On the surface, an American visitor to Peking gets an impression of a China eager to improve relations with the United States. Official Chinese, in the governmental and military leadership and in the key think-tanks (which all have some official affiliation), are in a mood to reassure. Within the past year, the Chinese government has become alarmed at the anti-China sentiment building in the United States, and the word has clearly gone out that an effort must be made to allay this. China is no threat, a visitor is repeatedly told; China will remain a poor developing country into the middle of the next century. China has no ambitions to dominate East Asia and the Pacific; on the contrary, it is acutely conscious of the interest it shares with the United States and others in a peaceful and prosperous region. Dengs theme of interdependence has replaced Maos doctrine of "class struggle. Aside from the contentious issue of Taiwan, China sees its strategic interests paralleling ours. Its military buildup is defensive and slow, and we are told that China will never match the firepower of Japan, let alone the United States. The human-rights situation is said to be steadily improving (a Tiananmen "could never happen again, I was told flatly by a senior official). China hopes the summit visit of its president, Jiang Zemin, to Washington in October will put cooperation back on track.
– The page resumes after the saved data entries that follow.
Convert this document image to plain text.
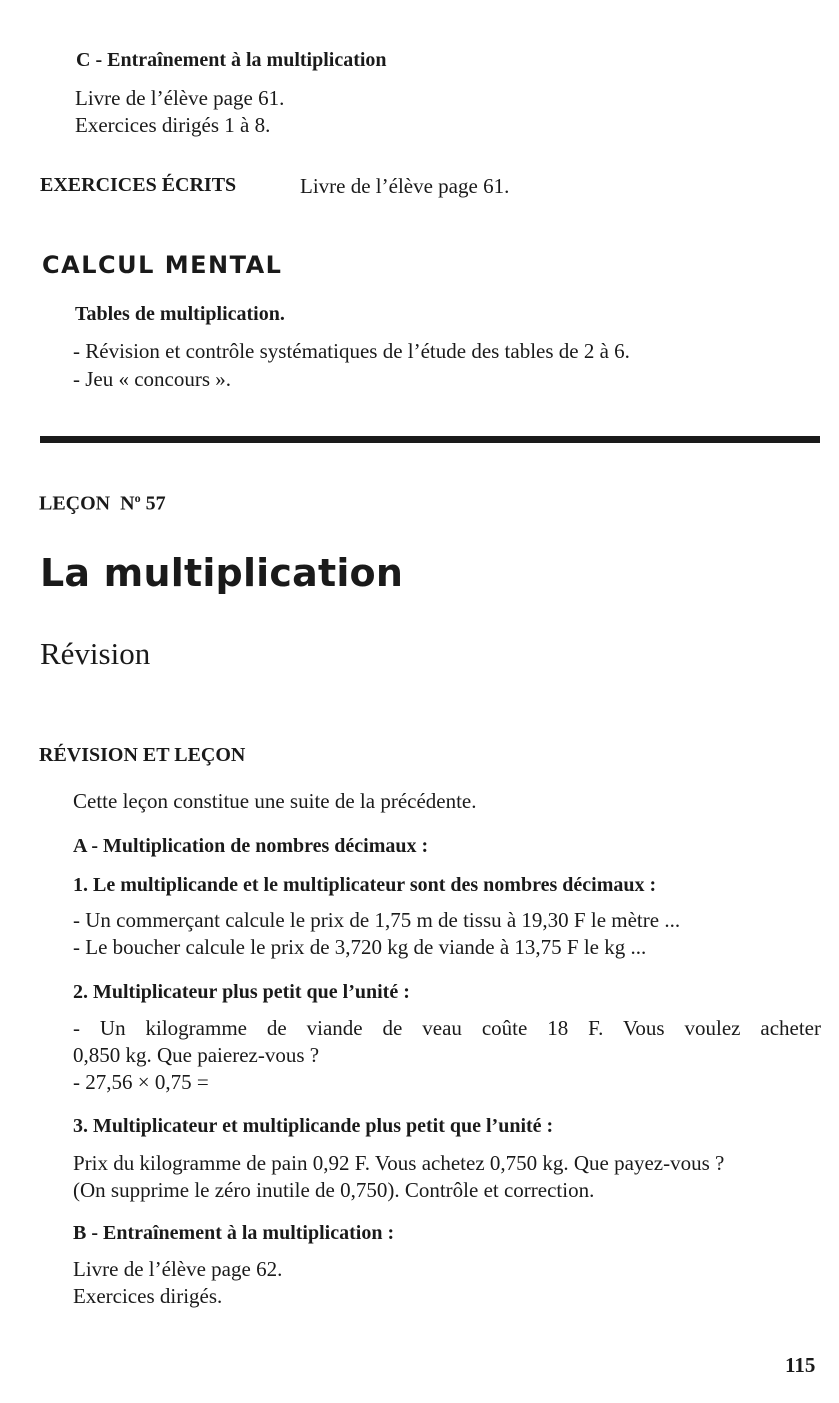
C - Entraînement à la multiplication
Livre de l’élève page 61.
Exercices dirigés 1 à 8.
EXERCICES ÉCRITS	Livre de l’élève page 61.
CALCUL MENTAL
Tables de multiplication.
- Révision et contrôle systématiques de l’étude des tables de 2 à 6.
- Jeu « concours ».
LEÇON $N^o$ 57
La multiplication
Révision
RÉVISION ET LEÇON
Cette leçon constitue une suite de la précédente.
A - Multiplication de nombres décimaux :
1. Le multiplicande et le multiplicateur sont des nombres décimaux :
- Un commerçant calcule le prix de 1,75 m de tissu à 19,30 F le mètre ...
- Le boucher calcule le prix de 3,720 kg de viande à 13,75 F le kg ...
2. Multiplicateur plus petit que l’unité :
- Un kilogramme de viande de veau coûte 18 F. Vous voulez acheter
0,850 kg. Que paierez-vous ?
- 27,56 × 0,75 =
3. Multiplicateur et multiplicande plus petit que l’unité :
Prix du kilogramme de pain 0,92 F. Vous achetez 0,750 kg. Que payez-vous ?
(On supprime le zéro inutile de 0,750). Contrôle et correction.
B - Entraînement à la multiplication :
Livre de l’élève page 62.
Exercices dirigés.
115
Chinese think-tankers admit that the topic of "America in decline was hot a few years ago (about when it was hot in the United States, after Paul Kennedy). This could only have whetted nationalist aspirations. Chinese scholars still spend time thinking about it, though most of them are powerfully impressed by Americas economic performance today (especially compared to that of the Europeans and Japanese). Americas great technological dynamism comes not only from its resource base but also from its vigorous research and innovation, which, a Chinese senior official acknowledged, are not depletable. America is expected to remain the worlds pre-eminent economic and technological power for the next fifty years at least.
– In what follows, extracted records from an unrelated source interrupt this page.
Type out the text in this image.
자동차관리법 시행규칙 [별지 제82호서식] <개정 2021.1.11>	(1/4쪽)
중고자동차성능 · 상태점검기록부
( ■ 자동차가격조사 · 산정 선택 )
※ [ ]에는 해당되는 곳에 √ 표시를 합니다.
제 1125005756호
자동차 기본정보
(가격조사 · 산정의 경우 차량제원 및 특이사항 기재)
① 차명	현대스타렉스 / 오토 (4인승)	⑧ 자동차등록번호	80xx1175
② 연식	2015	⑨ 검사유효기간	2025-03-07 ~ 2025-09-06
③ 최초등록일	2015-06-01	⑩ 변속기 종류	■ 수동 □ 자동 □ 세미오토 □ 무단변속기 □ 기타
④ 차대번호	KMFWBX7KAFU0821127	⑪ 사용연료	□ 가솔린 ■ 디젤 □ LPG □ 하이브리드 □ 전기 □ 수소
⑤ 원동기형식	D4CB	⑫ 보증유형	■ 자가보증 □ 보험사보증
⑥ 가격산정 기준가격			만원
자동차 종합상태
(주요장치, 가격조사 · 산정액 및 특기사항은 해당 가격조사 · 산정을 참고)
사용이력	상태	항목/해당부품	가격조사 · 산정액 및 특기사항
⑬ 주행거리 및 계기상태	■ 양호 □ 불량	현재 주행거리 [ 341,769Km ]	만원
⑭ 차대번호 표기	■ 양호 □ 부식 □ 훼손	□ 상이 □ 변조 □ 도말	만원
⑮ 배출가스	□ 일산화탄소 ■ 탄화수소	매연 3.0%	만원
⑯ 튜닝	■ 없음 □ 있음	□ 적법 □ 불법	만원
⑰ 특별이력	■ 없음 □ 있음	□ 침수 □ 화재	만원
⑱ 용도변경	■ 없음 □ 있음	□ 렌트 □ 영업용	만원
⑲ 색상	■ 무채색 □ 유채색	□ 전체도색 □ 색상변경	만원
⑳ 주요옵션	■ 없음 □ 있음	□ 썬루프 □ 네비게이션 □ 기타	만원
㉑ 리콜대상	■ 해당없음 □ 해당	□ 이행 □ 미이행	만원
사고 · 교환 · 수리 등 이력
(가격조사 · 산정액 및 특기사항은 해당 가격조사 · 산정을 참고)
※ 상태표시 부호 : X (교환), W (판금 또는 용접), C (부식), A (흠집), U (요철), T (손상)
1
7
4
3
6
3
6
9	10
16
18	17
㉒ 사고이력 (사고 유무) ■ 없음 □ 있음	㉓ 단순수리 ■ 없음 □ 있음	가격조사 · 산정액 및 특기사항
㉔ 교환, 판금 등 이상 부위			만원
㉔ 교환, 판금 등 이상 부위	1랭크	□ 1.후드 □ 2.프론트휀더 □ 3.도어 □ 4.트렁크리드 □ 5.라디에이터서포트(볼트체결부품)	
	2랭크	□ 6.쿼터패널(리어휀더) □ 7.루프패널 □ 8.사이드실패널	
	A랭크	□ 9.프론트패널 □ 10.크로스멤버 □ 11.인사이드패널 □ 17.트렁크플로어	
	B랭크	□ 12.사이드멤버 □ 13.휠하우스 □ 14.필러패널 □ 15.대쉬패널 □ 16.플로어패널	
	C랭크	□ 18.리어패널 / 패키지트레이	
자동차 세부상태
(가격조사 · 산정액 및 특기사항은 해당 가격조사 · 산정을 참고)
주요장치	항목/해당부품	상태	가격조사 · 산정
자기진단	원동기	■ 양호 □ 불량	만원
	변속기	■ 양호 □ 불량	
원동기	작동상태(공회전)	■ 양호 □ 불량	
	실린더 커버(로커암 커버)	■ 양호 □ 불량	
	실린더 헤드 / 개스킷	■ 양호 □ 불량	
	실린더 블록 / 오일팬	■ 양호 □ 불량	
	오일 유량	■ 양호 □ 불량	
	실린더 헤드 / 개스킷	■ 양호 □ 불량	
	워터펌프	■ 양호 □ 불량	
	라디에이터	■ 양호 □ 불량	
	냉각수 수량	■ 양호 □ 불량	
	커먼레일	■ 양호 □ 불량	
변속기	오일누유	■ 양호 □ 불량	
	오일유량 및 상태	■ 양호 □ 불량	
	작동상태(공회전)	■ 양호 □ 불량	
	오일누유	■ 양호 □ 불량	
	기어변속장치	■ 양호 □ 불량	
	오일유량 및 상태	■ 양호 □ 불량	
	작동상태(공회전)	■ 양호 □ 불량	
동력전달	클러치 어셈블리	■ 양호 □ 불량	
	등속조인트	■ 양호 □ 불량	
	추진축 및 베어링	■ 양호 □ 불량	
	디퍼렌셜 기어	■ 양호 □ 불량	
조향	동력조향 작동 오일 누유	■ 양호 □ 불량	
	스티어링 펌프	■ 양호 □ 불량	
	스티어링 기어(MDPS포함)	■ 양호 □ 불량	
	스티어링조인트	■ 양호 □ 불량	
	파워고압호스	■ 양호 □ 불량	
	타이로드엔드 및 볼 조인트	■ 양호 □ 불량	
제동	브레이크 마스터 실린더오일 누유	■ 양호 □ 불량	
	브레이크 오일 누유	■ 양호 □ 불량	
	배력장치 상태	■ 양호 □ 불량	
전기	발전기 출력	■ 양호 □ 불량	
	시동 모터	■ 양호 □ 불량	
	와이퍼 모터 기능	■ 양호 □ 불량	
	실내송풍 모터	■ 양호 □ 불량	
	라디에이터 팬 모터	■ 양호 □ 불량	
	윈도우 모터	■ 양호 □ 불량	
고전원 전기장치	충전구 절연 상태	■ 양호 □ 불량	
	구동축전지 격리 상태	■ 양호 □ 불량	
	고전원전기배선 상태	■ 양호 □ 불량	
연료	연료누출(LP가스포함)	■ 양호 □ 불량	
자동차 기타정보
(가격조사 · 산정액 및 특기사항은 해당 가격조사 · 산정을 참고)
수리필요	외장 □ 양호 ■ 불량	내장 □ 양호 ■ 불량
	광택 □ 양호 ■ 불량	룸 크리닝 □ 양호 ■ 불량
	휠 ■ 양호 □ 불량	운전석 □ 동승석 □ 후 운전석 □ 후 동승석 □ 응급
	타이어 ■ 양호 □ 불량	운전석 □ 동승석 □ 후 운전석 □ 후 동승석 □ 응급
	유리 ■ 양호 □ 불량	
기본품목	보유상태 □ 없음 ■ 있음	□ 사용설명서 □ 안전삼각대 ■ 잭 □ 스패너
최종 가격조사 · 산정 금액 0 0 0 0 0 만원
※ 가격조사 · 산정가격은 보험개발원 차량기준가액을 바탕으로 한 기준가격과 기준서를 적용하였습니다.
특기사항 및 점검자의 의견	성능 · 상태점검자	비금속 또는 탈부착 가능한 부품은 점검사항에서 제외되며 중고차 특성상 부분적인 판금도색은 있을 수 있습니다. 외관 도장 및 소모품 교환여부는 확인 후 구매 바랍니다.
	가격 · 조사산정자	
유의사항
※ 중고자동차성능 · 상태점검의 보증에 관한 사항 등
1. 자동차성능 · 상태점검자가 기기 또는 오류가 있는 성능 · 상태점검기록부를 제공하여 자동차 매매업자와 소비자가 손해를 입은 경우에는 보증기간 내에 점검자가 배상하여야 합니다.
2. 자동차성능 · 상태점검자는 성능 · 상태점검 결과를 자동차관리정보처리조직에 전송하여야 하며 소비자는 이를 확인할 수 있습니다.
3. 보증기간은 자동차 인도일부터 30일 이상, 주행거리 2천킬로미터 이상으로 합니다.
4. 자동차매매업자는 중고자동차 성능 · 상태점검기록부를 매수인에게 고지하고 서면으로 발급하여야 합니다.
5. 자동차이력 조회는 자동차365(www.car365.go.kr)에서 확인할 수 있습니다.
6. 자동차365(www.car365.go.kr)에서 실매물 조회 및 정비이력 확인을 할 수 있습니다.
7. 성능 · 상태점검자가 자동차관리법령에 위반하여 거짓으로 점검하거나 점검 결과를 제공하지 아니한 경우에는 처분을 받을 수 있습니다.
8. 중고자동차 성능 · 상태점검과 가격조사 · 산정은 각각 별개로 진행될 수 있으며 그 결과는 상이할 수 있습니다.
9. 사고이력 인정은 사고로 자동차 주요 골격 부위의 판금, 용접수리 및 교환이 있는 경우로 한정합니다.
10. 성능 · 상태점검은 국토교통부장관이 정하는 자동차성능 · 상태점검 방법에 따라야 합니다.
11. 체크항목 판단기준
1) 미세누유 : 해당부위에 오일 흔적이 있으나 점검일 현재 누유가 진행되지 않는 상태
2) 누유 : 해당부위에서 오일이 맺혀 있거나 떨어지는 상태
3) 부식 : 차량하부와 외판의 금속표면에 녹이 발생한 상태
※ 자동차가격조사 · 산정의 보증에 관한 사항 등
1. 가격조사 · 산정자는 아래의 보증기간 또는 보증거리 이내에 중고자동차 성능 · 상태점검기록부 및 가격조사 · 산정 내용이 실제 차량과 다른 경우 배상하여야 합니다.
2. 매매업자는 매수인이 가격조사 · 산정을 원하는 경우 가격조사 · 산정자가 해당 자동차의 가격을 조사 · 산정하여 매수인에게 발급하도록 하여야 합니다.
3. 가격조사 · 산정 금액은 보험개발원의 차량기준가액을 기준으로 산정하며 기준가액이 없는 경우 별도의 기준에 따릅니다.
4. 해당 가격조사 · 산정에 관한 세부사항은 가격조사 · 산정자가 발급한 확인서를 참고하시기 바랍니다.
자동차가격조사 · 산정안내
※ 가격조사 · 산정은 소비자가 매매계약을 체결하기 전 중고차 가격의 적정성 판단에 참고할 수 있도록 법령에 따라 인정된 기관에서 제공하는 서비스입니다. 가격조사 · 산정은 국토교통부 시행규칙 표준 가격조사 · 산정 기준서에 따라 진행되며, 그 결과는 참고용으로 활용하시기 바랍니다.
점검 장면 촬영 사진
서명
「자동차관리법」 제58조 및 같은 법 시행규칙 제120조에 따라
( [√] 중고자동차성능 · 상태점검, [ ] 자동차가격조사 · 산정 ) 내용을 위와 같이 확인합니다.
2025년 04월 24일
The real problems in the relationship, of course, are not so visible on a quick visit to Peking. There is no longer a common Soviet threat to unite the two countries; since Tiananmen in 1989, the domestic constituency in the United States in support of the relationship has unraveled, and the Chinese leadership has come to fear Western democratic ideas as a threat to the survival of the regime; and now China is emerging as a potential superpower in its own right. China and America are suspended somewhere between cooperation and rivalry.

Despite the reassurances, Chinas military buildup in fact is clearly directed at U.S. vulnerabilities in the form of anti-ship missiles, air-to-air missiles, and wake-homing torpedoes that could do serious damage to U.S. forces in the near term. Chinas ace military strategists are zeroing in on the weaknesses even of our future electronic-war capabilities. (Theyre eagerly studying anti-satellite and anti-stealth techniques and working on how to conduct "crippling attacks on the information systems of an opponent.)

The U.S. and Chinese militaries have exchange programs, but there is not full reciprocity. Many Chinese officers come to the U.S. and study American military history and doctrine; few U.S. officers are able (or permitted) to do the same in China. Even the physical location of the Chinese Ministry of National Defense is kept secret; foreign visitors are received at a pleasant guest house nowhere near the real headquarters. (Chinese military leaders in Washington are welcomed in the Pentagon and are shown many other facilities.) Transparency this is not.